• Jean-Philippe Pastre

Les autobus, cette nouvelle race d'automobiles !


22/09/2021 - Avez-vous remarqué combien dans certaines municipalités, et malgré l’amour qui leur est souvent déclaré en pleine Semaine européenne de la mobilité, les autobus sont bien considérés ? Ils ont par exemple vu disparaître leurs couloirs et voies réservées ces derniers mois au prétexte de la création de coronapistes.


Les traminots et passagers peuvent légitimement prendre ces dernières en grippe, car l'autobus n'a plus comme recours que la voie routière banalisée. Une voirie que les municipalités (élus et services techniques) auront préalablement pris soin de congestionner.


Le transport public, censé être promu, se trouve ainsi paradoxalement pénalisé.
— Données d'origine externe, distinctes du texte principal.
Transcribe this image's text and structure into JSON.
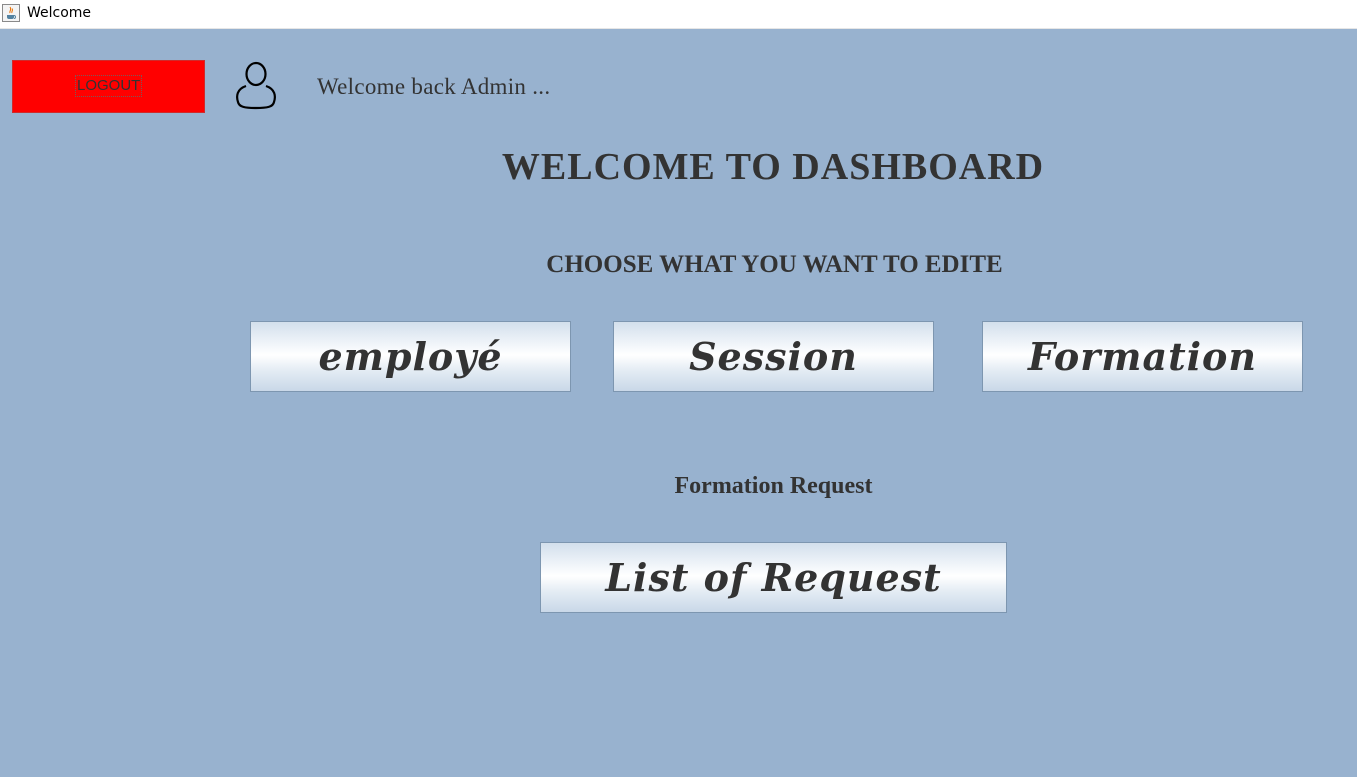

L'ADEME a, dans ce sens, le 20 septembre 2021, mis en avant les mérites des actions visant à la piétonnisation et la restriction des voies de circulation pour (théoriquement) « améliorer la qualité de l'air extérieur par une modification du trafic routier en milieu urbain ».


Les cyclistes et autres usagers « à roulettes » devraient donc avoir droit aux anciennes emprises dédiées aux autobus et taxis, créant de fait de véritables « autoroutes » cyclables.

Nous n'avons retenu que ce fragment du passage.